Cuyahoga Valley National Park
I did a little research into backpacking opportunities near Cleveland. Obviously we live close to a number of state parks and metroparks, but these aren’t quite far enough afield for a true backpacking experience. The closest I found was Cuyahoga Valley National Park (CVNP), but even that doesn’t offer a treasure trove of backpacking trips. It’s great for a day-hike when you need a quick nature-fix. But for a “get-lost-to-find-yourself” overnight excursion, I needed to look a little further.
Southern Ohio – Hocking Hills & Wayne National Forest
In Ohio, the best places seem to be Hocking Hills and Wayne National Forest, both in southeastern Ohio. While not exactly “in the 216” these two offer plenty of hiking, camping, and backpacking. Unfortunately, as one reviewer put it, if you’re hiking in Ohio, expect to see a lot of forest. That’s right – we don’t exactly have the soaring vistas of the west. Nonetheless, the scenery can be beautiful, and for me there’s little better than gliding through the mist and taking that first breath of FRESH air. That air that’s about 10 degrees cooler, that just feels more natural. The breath that hits you in the back of your throat and that you can feel all the way down deep in your lungs. That forest air.

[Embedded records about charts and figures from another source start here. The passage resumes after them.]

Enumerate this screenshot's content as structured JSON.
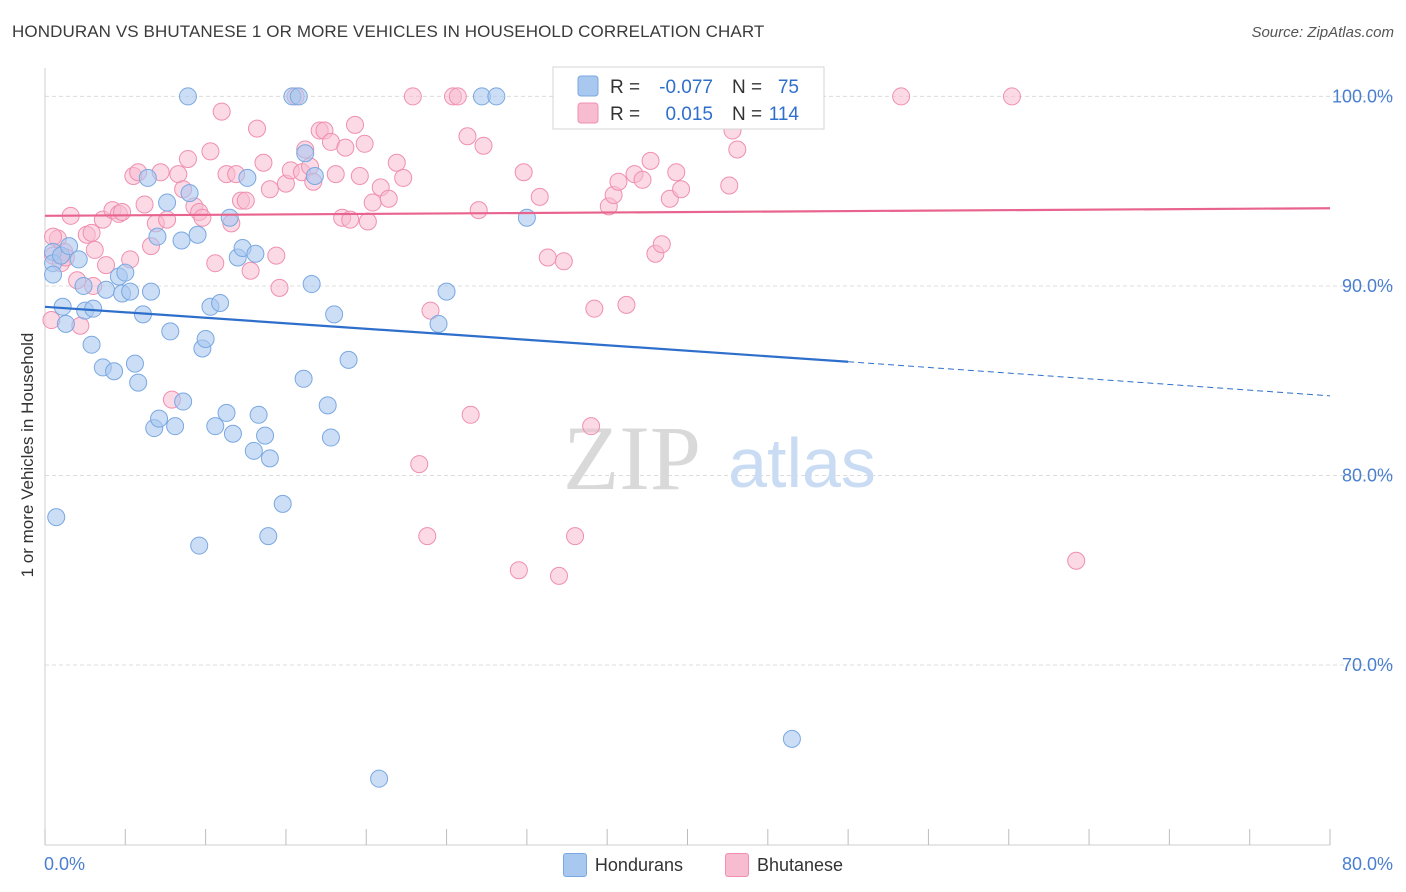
{
  "header": {
    "title": "HONDURAN VS BHUTANESE 1 OR MORE VEHICLES IN HOUSEHOLD CORRELATION CHART",
    "source": "Source: ZipAtlas.com"
  },
  "watermark": {
    "zip": "ZIP",
    "atlas": "atlas"
  },
  "colors": {
    "blue_fill": "#a9c8f0",
    "blue_stroke": "#7aa8e0",
    "blue_line": "#2f6fcc",
    "pink_fill": "#f7bcd0",
    "pink_stroke": "#f08fb0",
    "pink_line": "#e8648e",
    "axis_text": "#4a7fd0",
    "grid": "#dcdcdc"
  },
  "legend": {
    "rows": [
      {
        "r_label": "R =",
        "r_value": "-0.077",
        "n_label": "N =",
        "n_value": "75"
      },
      {
        "r_label": "R =",
        "r_value": "0.015",
        "n_label": "N =",
        "n_value": "114"
      }
    ],
    "bottom": [
      "Hondurans",
      "Bhutanese"
    ]
  },
  "chart_data": {
    "type": "scatter",
    "title": "HONDURAN VS BHUTANESE 1 OR MORE VEHICLES IN HOUSEHOLD CORRELATION CHART",
    "xlabel": "",
    "ylabel": "1 or more Vehicles in Household",
    "xlim": [
      0,
      80
    ],
    "ylim": [
      60.5,
      101.5
    ],
    "x_tick_labels": [
      "0.0%",
      "80.0%"
    ],
    "y_ticks": [
      70,
      80,
      90,
      100
    ],
    "y_tick_labels": [
      "70.0%",
      "80.0%",
      "90.0%",
      "100.0%"
    ],
    "grid": true,
    "series": [
      {
        "name": "Hondurans",
        "color": "#a9c8f0",
        "trend": {
          "x0": 0,
          "y0": 88.9,
          "x1": 50,
          "y1": 86.0,
          "dash_to_x": 80,
          "dash_to_y": 84.2
        },
        "points": [
          [
            0.5,
            91.8
          ],
          [
            0.5,
            91.2
          ],
          [
            0.5,
            90.6
          ],
          [
            0.7,
            77.8
          ],
          [
            1.0,
            91.6
          ],
          [
            1.1,
            88.9
          ],
          [
            1.3,
            88.0
          ],
          [
            1.5,
            92.1
          ],
          [
            2.1,
            91.4
          ],
          [
            2.4,
            90.0
          ],
          [
            2.5,
            88.7
          ],
          [
            2.9,
            86.9
          ],
          [
            3.0,
            88.8
          ],
          [
            3.6,
            85.7
          ],
          [
            3.8,
            89.8
          ],
          [
            4.3,
            85.5
          ],
          [
            4.6,
            90.5
          ],
          [
            4.8,
            89.6
          ],
          [
            5.0,
            90.7
          ],
          [
            5.3,
            89.7
          ],
          [
            5.6,
            85.9
          ],
          [
            5.8,
            84.9
          ],
          [
            6.1,
            88.5
          ],
          [
            6.4,
            95.7
          ],
          [
            6.6,
            89.7
          ],
          [
            6.8,
            82.5
          ],
          [
            7.0,
            92.6
          ],
          [
            7.1,
            83.0
          ],
          [
            7.6,
            94.4
          ],
          [
            7.8,
            87.6
          ],
          [
            8.1,
            82.6
          ],
          [
            8.5,
            92.4
          ],
          [
            8.6,
            83.9
          ],
          [
            8.9,
            100.0
          ],
          [
            9.0,
            94.9
          ],
          [
            9.5,
            92.7
          ],
          [
            9.6,
            76.3
          ],
          [
            9.8,
            86.7
          ],
          [
            10.0,
            87.2
          ],
          [
            10.3,
            88.9
          ],
          [
            10.6,
            82.6
          ],
          [
            10.9,
            89.1
          ],
          [
            11.3,
            83.3
          ],
          [
            11.5,
            93.6
          ],
          [
            11.7,
            82.2
          ],
          [
            12.0,
            91.5
          ],
          [
            12.3,
            92.0
          ],
          [
            12.6,
            95.7
          ],
          [
            13.0,
            81.3
          ],
          [
            13.1,
            91.7
          ],
          [
            13.3,
            83.2
          ],
          [
            13.7,
            82.1
          ],
          [
            13.9,
            76.8
          ],
          [
            14.0,
            80.9
          ],
          [
            14.8,
            78.5
          ],
          [
            15.4,
            100.0
          ],
          [
            15.8,
            100.0
          ],
          [
            16.1,
            85.1
          ],
          [
            16.2,
            97.0
          ],
          [
            16.6,
            90.1
          ],
          [
            16.8,
            95.8
          ],
          [
            17.6,
            83.7
          ],
          [
            17.8,
            82.0
          ],
          [
            18.0,
            88.5
          ],
          [
            18.9,
            86.1
          ],
          [
            20.8,
            64.0
          ],
          [
            24.5,
            88.0
          ],
          [
            25.0,
            89.7
          ],
          [
            27.2,
            100.0
          ],
          [
            28.1,
            100.0
          ],
          [
            30.0,
            93.6
          ],
          [
            46.5,
            66.1
          ]
        ]
      },
      {
        "name": "Bhutanese",
        "color": "#f7bcd0",
        "trend": {
          "x0": 0,
          "y0": 93.7,
          "x1": 80,
          "y1": 94.1
        },
        "points": [
          [
            0.4,
            88.2
          ],
          [
            0.5,
            91.6
          ],
          [
            0.8,
            92.5
          ],
          [
            1.0,
            91.2
          ],
          [
            1.2,
            91.8
          ],
          [
            1.6,
            93.7
          ],
          [
            2.0,
            90.3
          ],
          [
            2.2,
            87.9
          ],
          [
            2.6,
            92.7
          ],
          [
            2.9,
            92.8
          ],
          [
            3.1,
            91.9
          ],
          [
            3.6,
            93.5
          ],
          [
            3.8,
            91.1
          ],
          [
            4.2,
            94.0
          ],
          [
            4.6,
            93.8
          ],
          [
            4.8,
            93.9
          ],
          [
            5.3,
            91.4
          ],
          [
            5.5,
            95.8
          ],
          [
            5.8,
            96.0
          ],
          [
            6.2,
            94.3
          ],
          [
            6.6,
            92.1
          ],
          [
            6.9,
            93.3
          ],
          [
            7.2,
            96.0
          ],
          [
            7.6,
            93.5
          ],
          [
            7.9,
            84.0
          ],
          [
            8.3,
            95.9
          ],
          [
            8.6,
            95.1
          ],
          [
            8.9,
            96.7
          ],
          [
            9.3,
            94.2
          ],
          [
            9.6,
            93.9
          ],
          [
            9.8,
            93.6
          ],
          [
            10.3,
            97.1
          ],
          [
            10.6,
            91.2
          ],
          [
            11.0,
            99.2
          ],
          [
            11.3,
            95.9
          ],
          [
            11.6,
            93.3
          ],
          [
            11.9,
            95.9
          ],
          [
            12.2,
            94.5
          ],
          [
            12.5,
            94.5
          ],
          [
            12.8,
            90.8
          ],
          [
            13.2,
            98.3
          ],
          [
            13.6,
            96.5
          ],
          [
            14.0,
            95.1
          ],
          [
            14.4,
            91.6
          ],
          [
            14.6,
            89.9
          ],
          [
            15.0,
            95.4
          ],
          [
            15.3,
            96.1
          ],
          [
            15.6,
            100.0
          ],
          [
            16.0,
            96.0
          ],
          [
            16.2,
            97.2
          ],
          [
            16.5,
            96.3
          ],
          [
            16.7,
            95.5
          ],
          [
            17.1,
            98.2
          ],
          [
            17.4,
            98.2
          ],
          [
            17.8,
            97.6
          ],
          [
            18.1,
            95.9
          ],
          [
            18.5,
            93.6
          ],
          [
            18.7,
            97.3
          ],
          [
            19.0,
            93.5
          ],
          [
            19.3,
            98.5
          ],
          [
            19.6,
            95.8
          ],
          [
            19.9,
            97.5
          ],
          [
            20.1,
            93.4
          ],
          [
            20.4,
            94.4
          ],
          [
            20.9,
            95.2
          ],
          [
            21.4,
            94.6
          ],
          [
            21.9,
            96.5
          ],
          [
            22.3,
            95.7
          ],
          [
            22.9,
            100.0
          ],
          [
            23.3,
            80.6
          ],
          [
            23.8,
            76.8
          ],
          [
            24.0,
            88.7
          ],
          [
            25.4,
            100.0
          ],
          [
            25.7,
            100.0
          ],
          [
            26.3,
            97.9
          ],
          [
            26.5,
            83.2
          ],
          [
            27.0,
            94.0
          ],
          [
            27.3,
            97.4
          ],
          [
            29.5,
            75.0
          ],
          [
            29.8,
            96.0
          ],
          [
            30.8,
            94.7
          ],
          [
            31.3,
            91.5
          ],
          [
            32.0,
            74.7
          ],
          [
            32.3,
            91.3
          ],
          [
            33.0,
            76.8
          ],
          [
            34.0,
            82.6
          ],
          [
            34.2,
            88.8
          ],
          [
            35.1,
            94.2
          ],
          [
            35.4,
            94.8
          ],
          [
            35.7,
            95.5
          ],
          [
            36.2,
            89.0
          ],
          [
            36.7,
            95.9
          ],
          [
            37.2,
            95.6
          ],
          [
            37.7,
            96.6
          ],
          [
            38.0,
            91.7
          ],
          [
            38.4,
            92.2
          ],
          [
            38.9,
            94.6
          ],
          [
            39.3,
            96.0
          ],
          [
            39.6,
            95.1
          ],
          [
            42.6,
            95.3
          ],
          [
            42.8,
            98.2
          ],
          [
            43.1,
            97.2
          ],
          [
            53.3,
            100.0
          ],
          [
            60.2,
            100.0
          ],
          [
            64.2,
            75.5
          ],
          [
            0.5,
            92.6
          ],
          [
            1.3,
            91.5
          ],
          [
            3.0,
            90.0
          ]
        ]
      }
    ]
  }
}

Far from a back-country experience but an interesting find nonetheless, the Buckeye Trail features 26 distinct sections that, together, circle the State of Ohio. Unfortunately, many of them take you straight through small towns, like Burton and Willoughby. Another nice find and a unique way to learn more about the State of Ohio, but not quite what we’re looking for.
To get a decent back-country experience, we need to head into western-Pennsylvania, in the Allegheny Forest, where I found a number of decent hiking trails, two of which I’m going to feature today.
Minister Creek Trailhead
The general consensus is that Minister Creek can be done in a day, but that it doubles nicely as a short overnight. My plan is to hit Minister Creek for a short overnight sometime this summer. With campfires and walk-in camping permitted, this 6 1/2 mile loop is “Difficult” featuring a climb to the Minister Creek Undeveloped Area. If you plan to go in spring or fall, beware that the area is heavily used for hunting, so dress appropriately (i.e. in bright fluorescent clothing).
Raccoon Creek State Park
A Pennsylvania State Park, Raccoon Creek offers 44 total miles of hiking trails with a 19 1/2 mile backpacking loop featuring two camping areas. Located northwest of Pittsburgh, this State Park is a relatively short drive from greater-Cleveland that features a variety of different terrain and beautiful lake views.
Slippery Rock Gorge Trail
A 5.3 mile point-to-point trail, Slippery Rock Gorge Trail does not allow camping but can provide experienced hikers a with a strenuous, out-and-back day-hike. A typical mid-western trail, expect lots of green forest with some stunning views of the river. In addition to backpacking, McConnells Mill State Park offers kayaking, whitewater rafting, and climbing and rappelling.